With that laser focus that marked Lilith’s personality, she asked, “Will you give me the marriage certificate?”
“Why should I?”
Lilith reached into her purse, pulled a pistol, a Glock 43 and pointed it at Kateri. “Because I said so.”
Kateri wavered between scornful laughter and sheer terror. This was the woman who had shut two little girls into the cellar and left them to die. At the same time, her hair was perfectly groomed, her makeup was flawless, and she held the pistol limply, negligently, as if the weight hurt her wrist. But …
Looking up into those cold blue eyes, Kateri decided that terror was the logical emotion.
What she didn’t count on was her own overwhelming wave of fury. “You bitch. If you had ever asked, I would have given you this. I would have thrown it at you to get it out of my house. But oh, no. Like everything else in your family it’s all games and guessing and sneaking around and hiding the truth.”
“We’re your family, too.”
Kateri gestured widely, ridiculously. “I came into that Baltimore mansion too late to learn all that crap.”
“You learned more than you think. Do you think you could have succeeded as you have if you had remained here your whole life, dealing with an alcoholic mother, a lackluster education and all the lowered expectations of being raised on a Native American reservation?” Lilith knew exactly how to strike at the truth, at Kateri’s pride. “I don’t think so. I went out to your rez. That place is a cesspool.”

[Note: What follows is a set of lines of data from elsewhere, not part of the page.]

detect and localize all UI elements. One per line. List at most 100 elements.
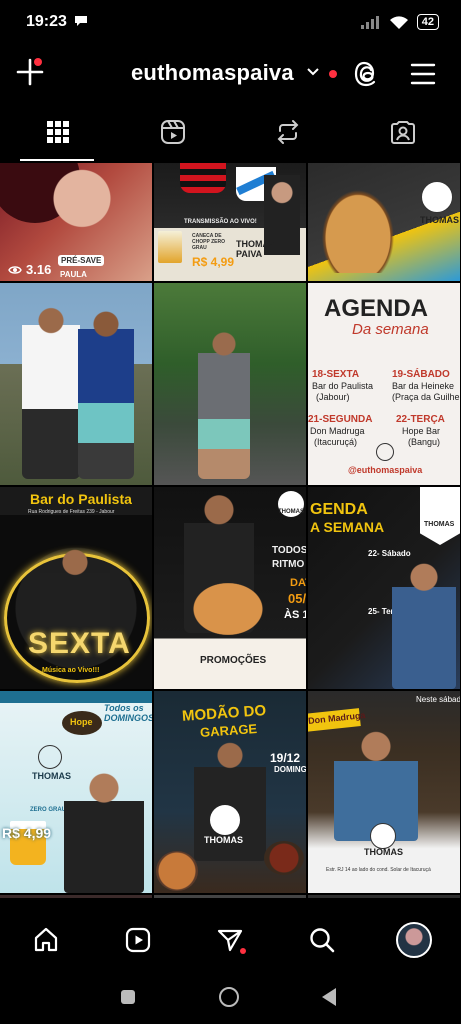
- post-extra-text: THOMAS: [32, 771, 71, 781]
- schedule-venue: Don Madruga: [310, 426, 365, 436]
- post-thumbnail[interactable]: AGENDA Da semana 18-SEXTA Bar do Paulist…: [308, 283, 460, 485]
- schedule-location: (Bangu): [408, 437, 441, 447]
- schedule-day: 18-SEXTA: [312, 369, 360, 380]
- hamburger-menu-icon[interactable]: [410, 62, 436, 86]
- chevron-down-icon[interactable]: [306, 67, 320, 77]
- post-headline: TRANSMISSÃO AO VIVO!: [184, 219, 257, 225]
- views-eye-icon: [8, 266, 22, 274]
- profile-header: euthomaspaiva: [0, 46, 461, 102]
- post-extra-text: Música ao Vivo!!!: [42, 667, 100, 674]
- post-date: 19/12: [270, 751, 301, 765]
- post-price: R$ 4,99: [2, 825, 52, 841]
- post-logo: [376, 443, 394, 461]
- post-big-text: SEXTA: [28, 627, 131, 660]
- nav-profile[interactable]: [394, 920, 434, 960]
- home-button-icon[interactable]: [219, 987, 239, 1007]
- signal-icon: [360, 16, 379, 29]
- home-icon: [34, 927, 58, 952]
- post-view-count: 3.16: [26, 262, 52, 277]
- post-thumbnail[interactable]: GENDA A SEMANA THOMAS 22- Sábado 25- Ter…: [308, 487, 460, 689]
- avatar: [396, 922, 432, 958]
- schedule-day: 22- Sábado: [368, 549, 411, 558]
- post-thumbnail[interactable]: Don Madruga Neste sábado THOMAS Estr. RJ…: [308, 691, 460, 893]
- active-tab-indicator: [20, 159, 94, 161]
- posts-grid: 3.16 PRÉ-SAVE PAULA TRANSMISSÃO AO VIVO!…: [0, 163, 461, 898]
- tab-reels[interactable]: [115, 104, 230, 160]
- post-thumbnail[interactable]: THOMAS TODOS RITMO DATA 05/0 ÀS 19H PROM…: [154, 487, 306, 689]
- post-image-shape: [264, 841, 304, 875]
- post-title: GENDA: [310, 501, 368, 518]
- battery-indicator: 42: [416, 14, 439, 30]
- post-date: 05/0: [288, 591, 306, 606]
- post-thumbnail[interactable]: Bar do Paulista Rua Rodrigues de Freitas…: [0, 487, 152, 689]
- threads-icon[interactable]: [352, 60, 380, 88]
- post-image-shape: [78, 303, 134, 479]
- post-logo: [38, 745, 62, 769]
- post-image-shape: [158, 231, 182, 263]
- post-image-shape: [198, 329, 250, 479]
- nav-search[interactable]: [302, 920, 342, 960]
- back-icon[interactable]: [322, 988, 336, 1006]
- post-headline: GARAGE: [199, 721, 258, 740]
- post-title: Bar do Paulista: [30, 491, 132, 507]
- tagged-icon: [390, 121, 415, 144]
- tab-tagged[interactable]: [345, 104, 460, 160]
- bottom-navigation: [0, 898, 461, 980]
- post-thumbnail[interactable]: TRANSMISSÃO AO VIVO! CANECA DE CHOPP ZER…: [154, 163, 306, 281]
- recent-apps-icon[interactable]: [121, 990, 135, 1004]
- post-title: AGENDA: [324, 295, 429, 322]
- post-subtitle: Da semana: [352, 321, 429, 338]
- nav-reels[interactable]: [118, 920, 158, 960]
- wifi-icon: [389, 15, 408, 29]
- reels-icon: [160, 120, 185, 144]
- post-logo: [210, 805, 240, 835]
- account-notification-dot: [329, 70, 337, 78]
- post-headline: Todos os DOMINGOS: [104, 703, 152, 723]
- nav-home[interactable]: [26, 920, 66, 960]
- tab-posts-grid[interactable]: [0, 104, 115, 160]
- post-thumbnail[interactable]: [0, 283, 152, 485]
- post-time: ÀS 19H: [284, 609, 306, 621]
- post-image-shape: [392, 559, 456, 689]
- post-title: THOMAS: [420, 215, 459, 225]
- post-image-shape: [318, 185, 398, 273]
- system-navigation: [0, 980, 461, 1024]
- tab-reposts[interactable]: [230, 104, 345, 160]
- post-image-shape: [180, 163, 226, 193]
- post-headline: Neste sábado: [416, 695, 460, 704]
- nav-messages[interactable]: [210, 920, 250, 960]
- status-bar: 19:23 42: [0, 0, 461, 46]
- post-thumbnail[interactable]: 3.16 PRÉ-SAVE PAULA: [0, 163, 152, 281]
- repost-icon: [277, 120, 298, 144]
- post-thumbnail[interactable]: Hope Todos os DOMINGOS THOMAS ZERO GRAU …: [0, 691, 152, 893]
- schedule-location: (Jabour): [316, 392, 350, 402]
- post-image-shape: [22, 299, 80, 479]
- post-thumbnail[interactable]: [154, 283, 306, 485]
- create-notification-dot: [34, 58, 42, 66]
- post-big-text: DATA: [290, 577, 306, 589]
- post-headline: DOMING: [274, 765, 306, 774]
- message-bubble-icon: [75, 16, 87, 26]
- schedule-location: (Praça da Guilher: [392, 392, 460, 402]
- post-badge: ZERO GRAU: [30, 807, 66, 813]
- post-title: THOMAS: [278, 509, 304, 515]
- post-logo: [370, 823, 396, 849]
- schedule-location: (Itacuruçá): [314, 437, 358, 447]
- post-address: Estr. RJ 14 ao lado do cond. Solar de It…: [326, 867, 431, 873]
- post-headline: A SEMANA: [310, 519, 385, 535]
- post-image-shape: [64, 771, 144, 893]
- schedule-day: 21-SEGUNDA: [308, 414, 373, 425]
- post-thumbnail[interactable]: MODÃO DO GARAGE 19/12 DOMING THOMAS: [154, 691, 306, 893]
- post-extra-text: CANECA DE CHOPP ZERO GRAU: [192, 233, 225, 251]
- status-time: 19:23: [26, 13, 67, 30]
- post-image-shape: [188, 579, 268, 639]
- status-icons: 42: [360, 14, 439, 30]
- post-logo: [421, 181, 453, 213]
- post-thumbnail[interactable]: THOMAS: [308, 163, 460, 281]
- post-handle: @euthomaspaiva: [348, 465, 423, 475]
- post-extra-text: PAULA: [60, 270, 87, 279]
- schedule-venue: Bar do Paulista: [312, 381, 374, 391]
- post-headline: TODOS: [272, 545, 306, 556]
- post-headline: RITMO: [272, 559, 305, 570]
- profile-username[interactable]: euthomaspaiva: [131, 60, 294, 86]
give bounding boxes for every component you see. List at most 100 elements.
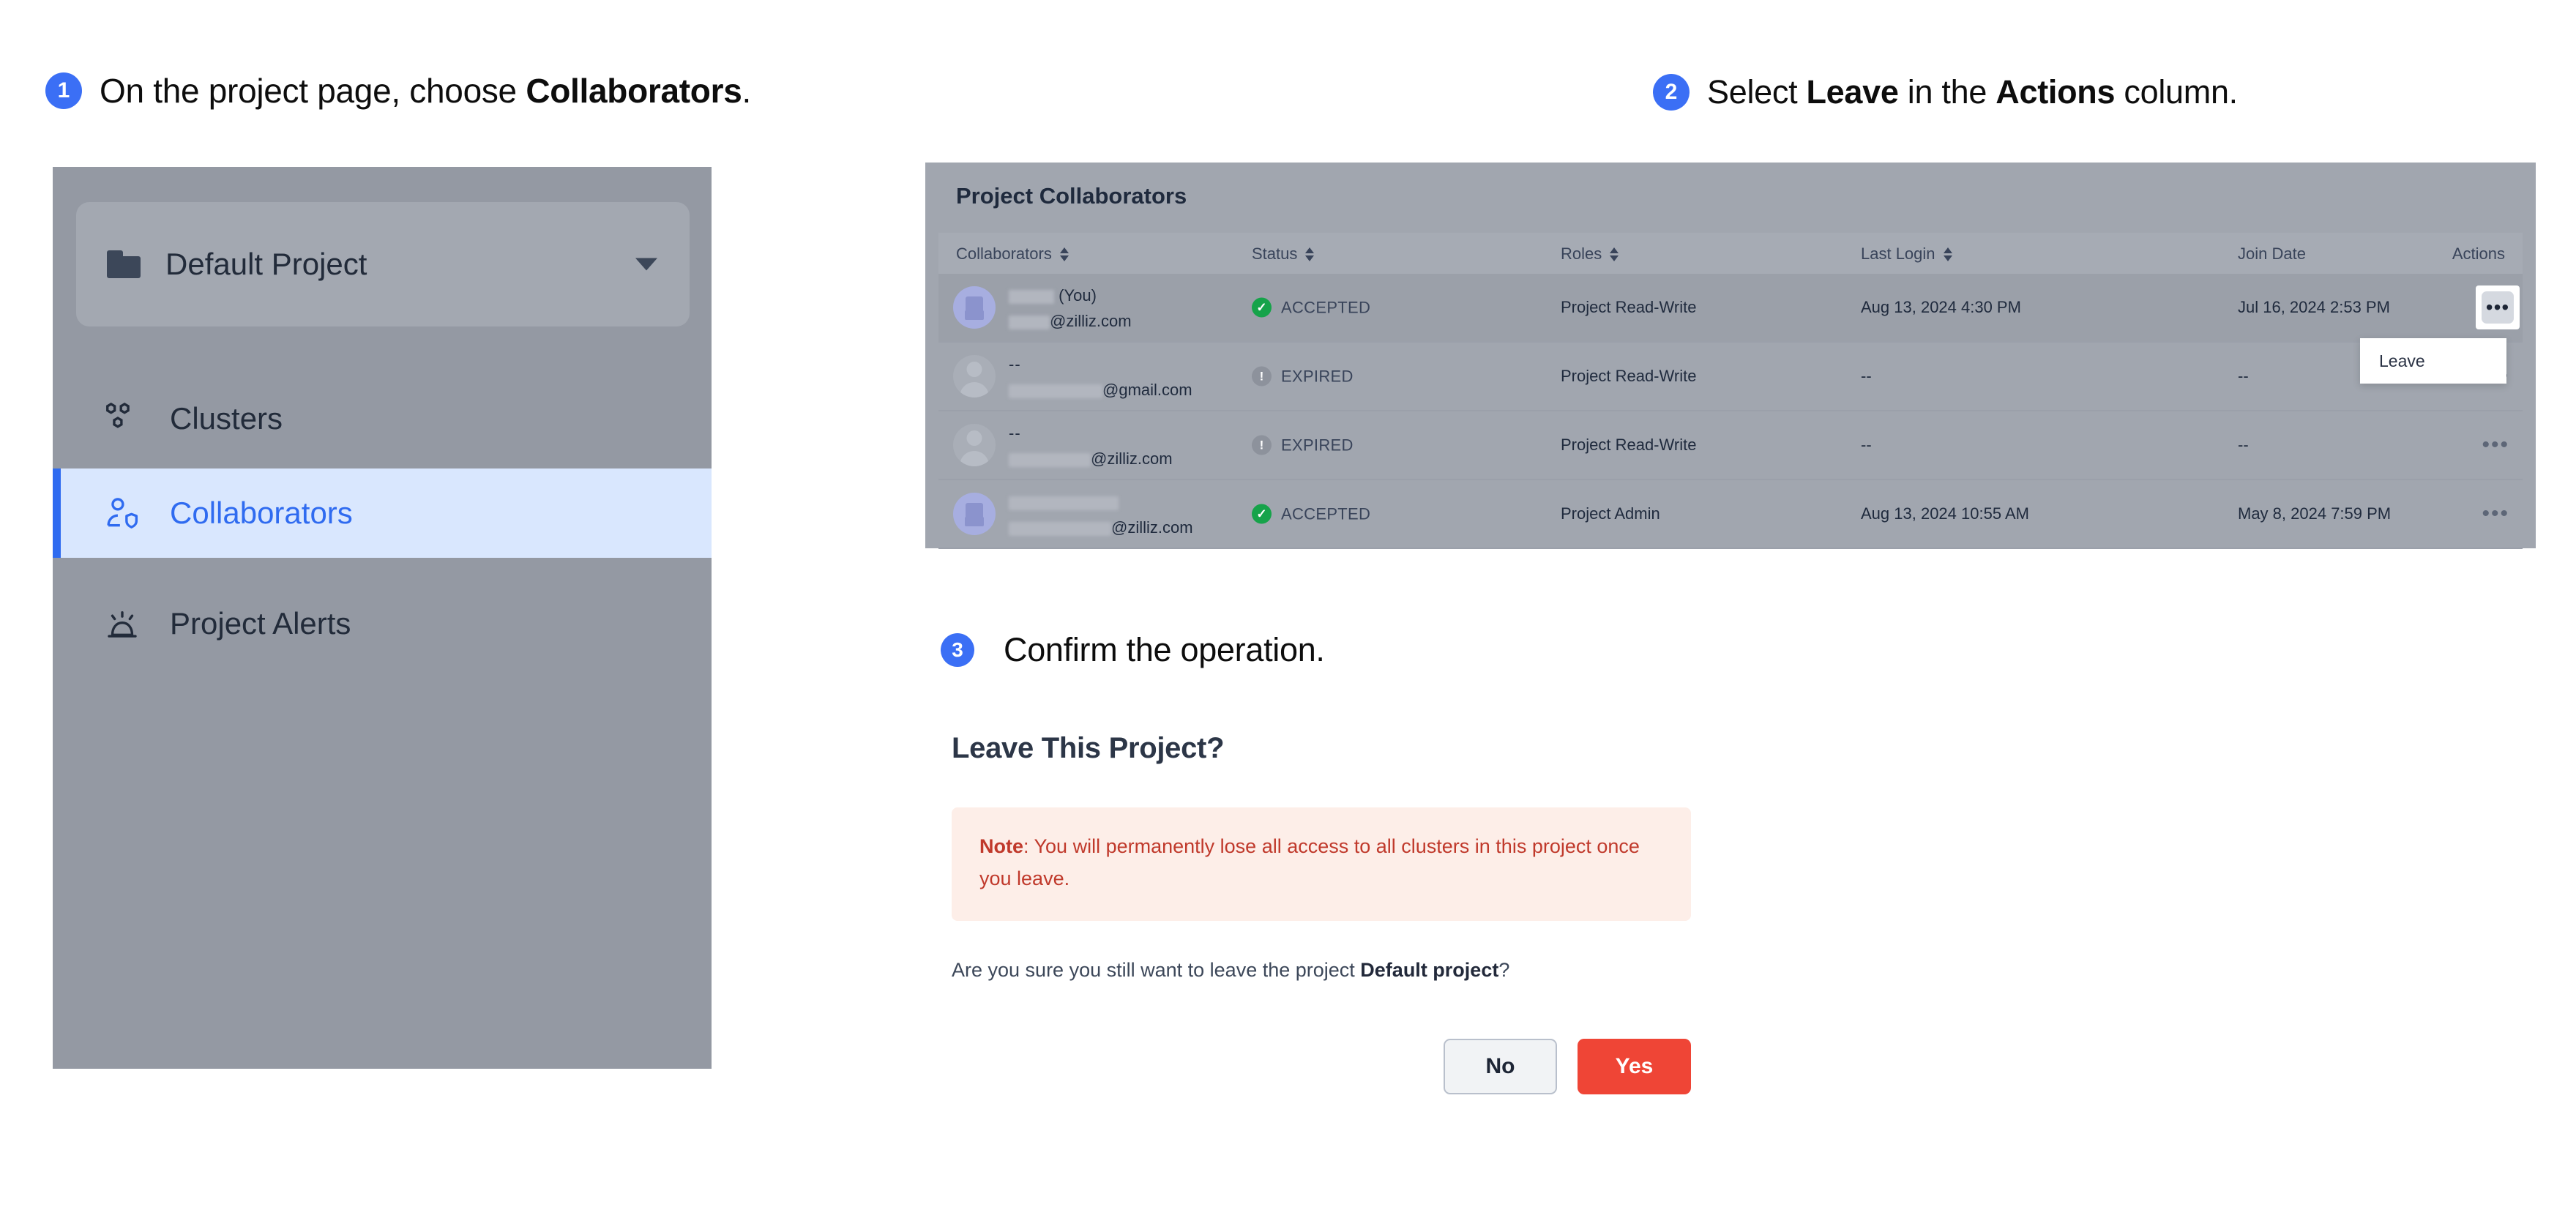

The rez was poor, disheartening, but to hear Lilith describe it as a cesspool made Kateri want to slap her—and made her want to cry. “The reservation is the land the government didn’t want and used to keep Natives Americans imprisoned. What did you think it would be like?”
“You people should … you should do something to improve yourselves.”
Kateri noted she was no longer part of Lilith’s family, but you people. “We are improving. Every day we’re improving. Now, we’re building a casino.” False bravado. She didn’t approve of the casino. But if it would improve her people’s finances …
“That’s immoral. Do you know how those casinos operate?”